= Instant Tax Service =

Instant Tax Service was, until a federal court ordered its closure as part of a fraud lawsuit, based out of Dayton, Ohio, and specialized in tax preparation, electronic filing, and refund anticipation loan services.

Founded in 2000 by Fesum Ogbazion, the company was the second venture for Ogbazion, who cut his teeth in the tax industry with the founding of Instant Refund Tax Service in Cincinnati, OH in 1994. Ogbazion sold Instant Refund Tax Service to Fortune 500 giant Jackson Hewitt in 1999 and used the proceeds from the sale to start Instant Tax Service.

In 2009, Instant Tax Service was ranked #93 on the nation's top 500 fastest growing companies list by Inc. Magazine. The company also ranked #1 on Entrepreneur Magazine's Top New Franchises list and the #1 lowest cost franchise in the United States in 2009.

Federal courts later ordered the closure of Instant Tax Service after prosecutors sought an injunction, alleging fraud.

== History ==

Fesum Berhane Ogbazion, who came to the United States with his family in 1982 from Ethiopia, opened his first tax office in 1994, Instant Refund Tax Service, while pursuing a degree in accounting and finance at the University of Cincinnati. Over the next five years, he opened 26 additional locations throughout the Cincinnati, Ohio and Northern Kentucky area.

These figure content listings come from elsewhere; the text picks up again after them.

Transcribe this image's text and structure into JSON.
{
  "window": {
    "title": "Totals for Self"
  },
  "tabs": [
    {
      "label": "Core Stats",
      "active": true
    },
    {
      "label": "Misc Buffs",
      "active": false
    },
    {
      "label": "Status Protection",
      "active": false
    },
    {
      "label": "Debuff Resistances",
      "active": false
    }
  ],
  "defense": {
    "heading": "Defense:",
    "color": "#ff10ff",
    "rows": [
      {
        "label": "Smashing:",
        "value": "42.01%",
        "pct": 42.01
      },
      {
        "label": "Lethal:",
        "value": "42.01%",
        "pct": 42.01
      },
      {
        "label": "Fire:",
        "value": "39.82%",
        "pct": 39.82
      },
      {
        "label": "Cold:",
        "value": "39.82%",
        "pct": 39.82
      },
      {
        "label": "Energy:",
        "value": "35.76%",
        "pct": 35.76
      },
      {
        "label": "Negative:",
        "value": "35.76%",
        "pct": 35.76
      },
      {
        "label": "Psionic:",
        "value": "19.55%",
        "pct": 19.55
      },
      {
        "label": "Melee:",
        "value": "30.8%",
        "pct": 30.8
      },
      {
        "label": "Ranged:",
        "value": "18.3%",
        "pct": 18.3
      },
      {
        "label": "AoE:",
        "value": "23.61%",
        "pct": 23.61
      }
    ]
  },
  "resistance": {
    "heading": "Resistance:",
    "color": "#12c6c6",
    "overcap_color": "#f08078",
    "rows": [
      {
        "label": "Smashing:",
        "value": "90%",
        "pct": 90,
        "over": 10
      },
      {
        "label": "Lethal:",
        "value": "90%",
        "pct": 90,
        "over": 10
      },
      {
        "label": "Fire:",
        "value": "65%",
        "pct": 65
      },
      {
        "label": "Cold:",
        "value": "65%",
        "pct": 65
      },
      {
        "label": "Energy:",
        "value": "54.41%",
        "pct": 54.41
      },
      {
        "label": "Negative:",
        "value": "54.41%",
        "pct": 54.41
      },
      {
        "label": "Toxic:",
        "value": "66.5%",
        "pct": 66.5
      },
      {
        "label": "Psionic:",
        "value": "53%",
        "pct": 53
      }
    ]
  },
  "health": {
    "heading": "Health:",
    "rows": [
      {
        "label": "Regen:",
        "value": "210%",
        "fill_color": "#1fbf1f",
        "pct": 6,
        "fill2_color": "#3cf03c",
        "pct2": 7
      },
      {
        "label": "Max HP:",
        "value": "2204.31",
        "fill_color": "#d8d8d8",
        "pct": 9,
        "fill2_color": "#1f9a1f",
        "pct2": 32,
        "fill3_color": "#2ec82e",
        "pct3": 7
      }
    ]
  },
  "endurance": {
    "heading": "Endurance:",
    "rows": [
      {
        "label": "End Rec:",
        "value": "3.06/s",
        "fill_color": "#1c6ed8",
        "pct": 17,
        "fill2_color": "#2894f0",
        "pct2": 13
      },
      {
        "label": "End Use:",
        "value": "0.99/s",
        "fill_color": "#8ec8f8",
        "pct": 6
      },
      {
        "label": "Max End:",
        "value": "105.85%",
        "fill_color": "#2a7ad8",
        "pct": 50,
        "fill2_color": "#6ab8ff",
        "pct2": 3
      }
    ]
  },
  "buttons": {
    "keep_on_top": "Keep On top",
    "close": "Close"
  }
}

In 1999, Jackson Hewitt offered to buy Instant Refund Tax Service from Ogbazion for a reported $3 million. In the year 2000 Ogbazion moved to Dayton, OH and founded Instant Tax Service, which began franchising in 2004.

== Closure ==
On August 25, 2015, a federal grand jury in Dayton, OH, indicted for conspiracy and tax-related crimes, Fesum Ogbazion, of Beavercreek, Ohio, and Kyle Wade, formerly of West Chester, Ohio on one count of impeding the administration of the Internal Revenue Code, one count of conspiracy to commit wire fraud and five counts of wire fraud. Ogbazion was also charged with six counts of money laundering, one count of evasion of payment of employment taxes, eight counts of failure to collect and pay over employment taxes and one count of bank fraud.

On April 20, 2007, the Internal Revenue Service investigated allegations of fraud involving eight franchise-owned Instant Tax Service locations in Missouri.

According to the government complaint in the case, ITS franchisees routinely prepare and file fraudulent federal tax returns, fabricate deductions and invent phony businesses. The suit further alleges that ITS franchisees file tax returns without customer authorization and without proper employer-issued W-2 wage statements, and charge customers exorbitant and bogus fees. Defendants and their franchisees allegedly lure mostly low-income customers into ITS stores by offering deceptive and misleading loans such as “Instant Cash” or “Holiday” loans, often before the tax return filing season begins. Defendants have denied the allegations in the complaint.

In 2023 a federal court permanently barred ITS Financial, LLC, TCA Financial, LLC, Tax Tree, LLC, and Fesum Ogbazion from preparing tax returns and from operating a tax-preparation business.